如月家に混じって純も同じ食卓で夕食を頂くことになった。



普段、唐揚げなどは大皿に載せて皆で分け合って食べているらしいのだが、純が遠慮せずに食べられるようにと、ひとりずつ皿に分けて盛り付けられている。



そして、双子の分は昼間の母の宣言通り1つずつ減らされ、それらは純の皿に載って大きな山を作っていた。



「「……」」



悲しそうな目で純の皿を見つめる双子。



「……」



純は多めに盛られた唐揚げ2つを双子に返そうかと考えたが、出された料理を他の人の皿に移すのは作り手に対して失礼なのではと悩み……なかなかはしを付けられずにいた。



「純ちゃん、遠慮しないでいっぱい食べてね!」



幸江は純ににこっと笑いかけた。



「はい、いただきます」



如月家のルールに、純が口を出していいわけがないので、ここはありがたく頂くことに決めた。



唐揚げを1口かじり――懐かしい味に、目を見開く。



純がまだ子供だった頃は、よく沙那の家でこうして晩ご飯をご馳走になっていた。



純の母が実は未婚のシングルマザーであること、そして純が今で言う所のネグレクトに遭っていたことを、幸江は風の噂で聞いて知っていた。
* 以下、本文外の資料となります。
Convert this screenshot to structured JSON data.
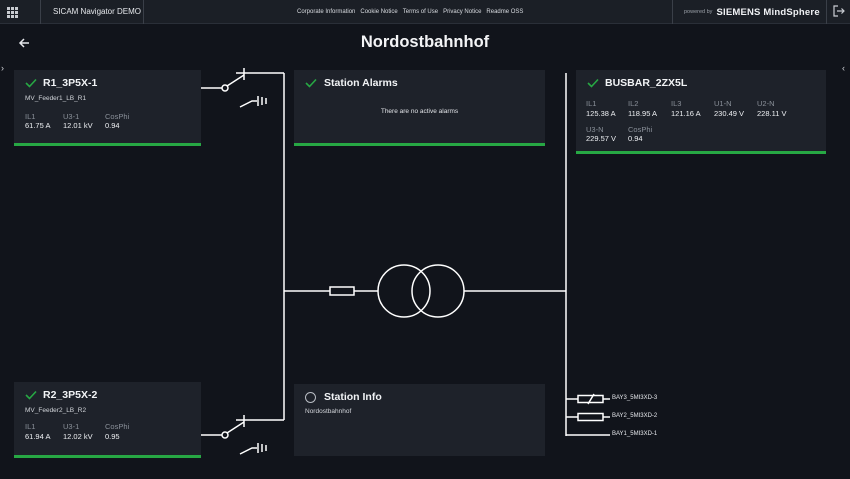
{
  "topbar": {
    "app_title": "SICAM Navigator DEMO",
    "links": [
      "Corporate Information",
      "Cookie Notice",
      "Terms of Use",
      "Privacy Notice",
      "Readme OSS"
    ],
    "powered_by": "powered by",
    "brand": "SIEMENS MindSphere"
  },
  "page": {
    "title": "Nordostbahnhof"
  },
  "feeder1": {
    "name": "R1_3P5X-1",
    "subtitle": "MV_Feeder1_LB_R1",
    "status": "ok",
    "measurements": [
      {
        "label": "IL1",
        "value": "61.75 A"
      },
      {
        "label": "U3-1",
        "value": "12.01 kV"
      },
      {
        "label": "CosPhi",
        "value": "0.94"
      }
    ]
  },
  "feeder2": {
    "name": "R2_3P5X-2",
    "subtitle": "MV_Feeder2_LB_R2",
    "status": "ok",
    "measurements": [
      {
        "label": "IL1",
        "value": "61.94 A"
      },
      {
        "label": "U3-1",
        "value": "12.02 kV"
      },
      {
        "label": "CosPhi",
        "value": "0.95"
      }
    ]
  },
  "alarms": {
    "title": "Station Alarms",
    "message": "There are no active alarms",
    "status": "ok"
  },
  "info": {
    "title": "Station Info",
    "text": "Nordostbahnhof"
  },
  "busbar": {
    "name": "BUSBAR_2ZX5L",
    "status": "ok",
    "measurements": [
      {
        "label": "IL1",
        "value": "125.38 A"
      },
      {
        "label": "IL2",
        "value": "118.95 A"
      },
      {
        "label": "IL3",
        "value": "121.16 A"
      },
      {
        "label": "U1-N",
        "value": "230.49 V"
      },
      {
        "label": "U2-N",
        "value": "228.11 V"
      },
      {
        "label": "U3-N",
        "value": "229.57 V"
      },
      {
        "label": "CosPhi",
        "value": "0.94"
      }
    ]
  },
  "bays": [
    "BAY3_5MI3XD-3",
    "BAY2_5MI3XD-2",
    "BAY1_5MI3XD-1"
  ],
  "colors": {
    "background": "#11141b",
    "panel": "#1e222a",
    "status_ok": "#27a844",
    "line": "#ffffff"
  },
  "icons": [
    "apps-grid-icon",
    "logout-icon",
    "arrow-left-icon",
    "chevron-right-icon",
    "chevron-left-icon",
    "checkmark-icon",
    "circle-status-icon"
  ]
}
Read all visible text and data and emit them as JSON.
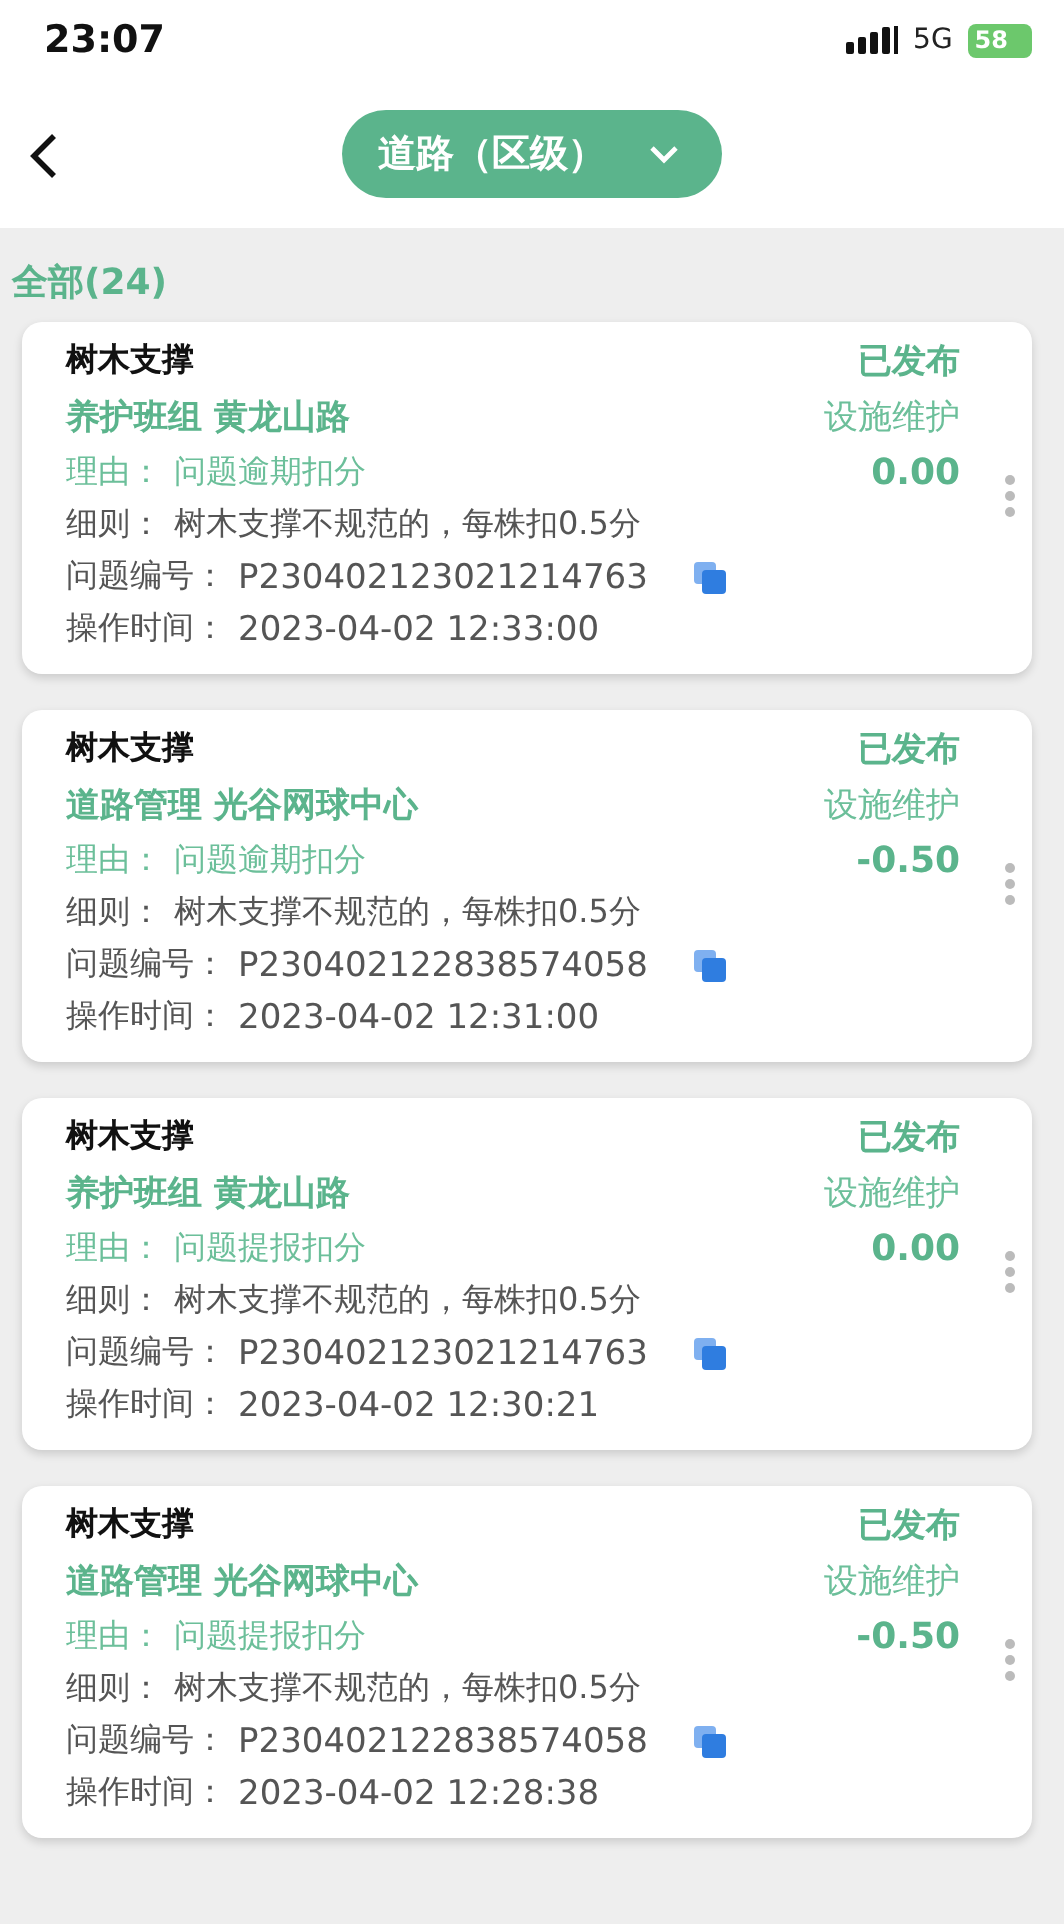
{
  "status_bar": {
    "time": "23:07",
    "network": "5G",
    "battery": "58"
  },
  "header": {
    "selector": "道路（区级）"
  },
  "filter": {
    "label": "全部(24)"
  },
  "records": [
    {
      "title": "树木支撑",
      "status": "已发布",
      "team": "养护班组 黄龙山路",
      "category": "设施维护",
      "reason_label": "理由：",
      "reason": "问题逾期扣分",
      "score": "0.00",
      "rule_label": "细则：",
      "rule": "树木支撑不规范的，每株扣0.5分",
      "id_label": "问题编号：",
      "id": "P230402123021214763",
      "time_label": "操作时间：",
      "time": "2023-04-02 12:33:00"
    },
    {
      "title": "树木支撑",
      "status": "已发布",
      "team": "道路管理 光谷网球中心",
      "category": "设施维护",
      "reason_label": "理由：",
      "reason": "问题逾期扣分",
      "score": "-0.50",
      "rule_label": "细则：",
      "rule": "树木支撑不规范的，每株扣0.5分",
      "id_label": "问题编号：",
      "id": "P230402122838574058",
      "time_label": "操作时间：",
      "time": "2023-04-02 12:31:00"
    },
    {
      "title": "树木支撑",
      "status": "已发布",
      "team": "养护班组 黄龙山路",
      "category": "设施维护",
      "reason_label": "理由：",
      "reason": "问题提报扣分",
      "score": "0.00",
      "rule_label": "细则：",
      "rule": "树木支撑不规范的，每株扣0.5分",
      "id_label": "问题编号：",
      "id": "P230402123021214763",
      "time_label": "操作时间：",
      "time": "2023-04-02 12:30:21"
    },
    {
      "title": "树木支撑",
      "status": "已发布",
      "team": "道路管理 光谷网球中心",
      "category": "设施维护",
      "reason_label": "理由：",
      "reason": "问题提报扣分",
      "score": "-0.50",
      "rule_label": "细则：",
      "rule": "树木支撑不规范的，每株扣0.5分",
      "id_label": "问题编号：",
      "id": "P230402122838574058",
      "time_label": "操作时间：",
      "time": "2023-04-02 12:28:38"
    }
  ]
}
どうしても放っておけなかった幸江は、頻繁に純を家に招いた。



そこで初めて出したのが、今食べているのと全く同じ唐揚げで……純の大好物になった食べ物だ。



「どうかしら?」



1口食べて動かなくなった純に、不安になった幸江は恐る恐る訊ねた。



「美味しいです。とても」



お世辞でも何でもなく、本心からの言葉。



それが幸江にもしっかりと伝わったようで、



「そう。良かったわね、沙那」



何故か沙那へと話を振った。



「う、うん……」



ぎこちない返事に、純は慌てて隣に座る沙那を見る。



照れたように俯く沙那を見て、これは幸江ではなく沙那が作ったのだと悟った。



(2つ多い唐揚げを、朔人と咲に返さなくて良かったな……)



双子には悪いと思いながらも、全て美味しく平らげた純であった。